Jordan is suggesting that said is no longer just a verb or even an adjective, it’s our newest determiner in English. Determiners are an exclusive club of short words that modify nouns. They include articles like an and the, but also demonstratives like these and quantifiers like several.

Noun phrases without a determiner tend to refer to generic categories, as I have been doing with phrases like legal documents and grammaticization. That is clearly not what is going on with said girlfriend. Noun phrases with said refer to a specific item or group of items, in some sense even more so than noun phrases with the.

Thanks to the wireless Internet at the AACL, I began searching for of said on Twitter, and found a ton of examples. There are plenty for in said examples as well.

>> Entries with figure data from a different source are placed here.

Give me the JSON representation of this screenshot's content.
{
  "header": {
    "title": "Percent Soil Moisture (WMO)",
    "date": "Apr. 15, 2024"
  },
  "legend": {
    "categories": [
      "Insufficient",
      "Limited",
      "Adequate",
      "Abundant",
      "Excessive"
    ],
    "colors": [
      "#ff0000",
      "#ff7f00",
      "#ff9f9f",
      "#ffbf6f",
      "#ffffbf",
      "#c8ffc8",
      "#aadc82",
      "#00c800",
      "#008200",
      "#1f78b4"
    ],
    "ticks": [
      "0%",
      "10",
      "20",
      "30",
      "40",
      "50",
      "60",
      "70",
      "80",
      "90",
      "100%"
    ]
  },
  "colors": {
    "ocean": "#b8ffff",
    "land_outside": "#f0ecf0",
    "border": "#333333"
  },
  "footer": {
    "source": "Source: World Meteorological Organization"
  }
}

It’s not just happening in English. The analogous French ledit is also used outside the legal domain. Its reanalysis is a bit different, since it incorporates the article rather than replacing it. Like most noun modifiers in French it is inflected for gender and number. I haven’t found anything similar for Spanish.

In 2013 the American Dialect Society chose because as its Word of the Year. Because is already a conjunction, having grammaticized from the noun cause, but it has been reanalyzed again into a preposition, as in because science. Some theorists consider this to be a further step in grammaticization. And here is a twenty-first century prepositional phrase for you, folks: because (P) said (Det) relationship (N).

After Jordan’s presentation it struck me that said is an excellent candidate for the 2016 Word of the year. And if the ADS isn’t interested, maybe another organization like the International Cognitive Linguistics Association, can sponsor a Grammaticization of the Year.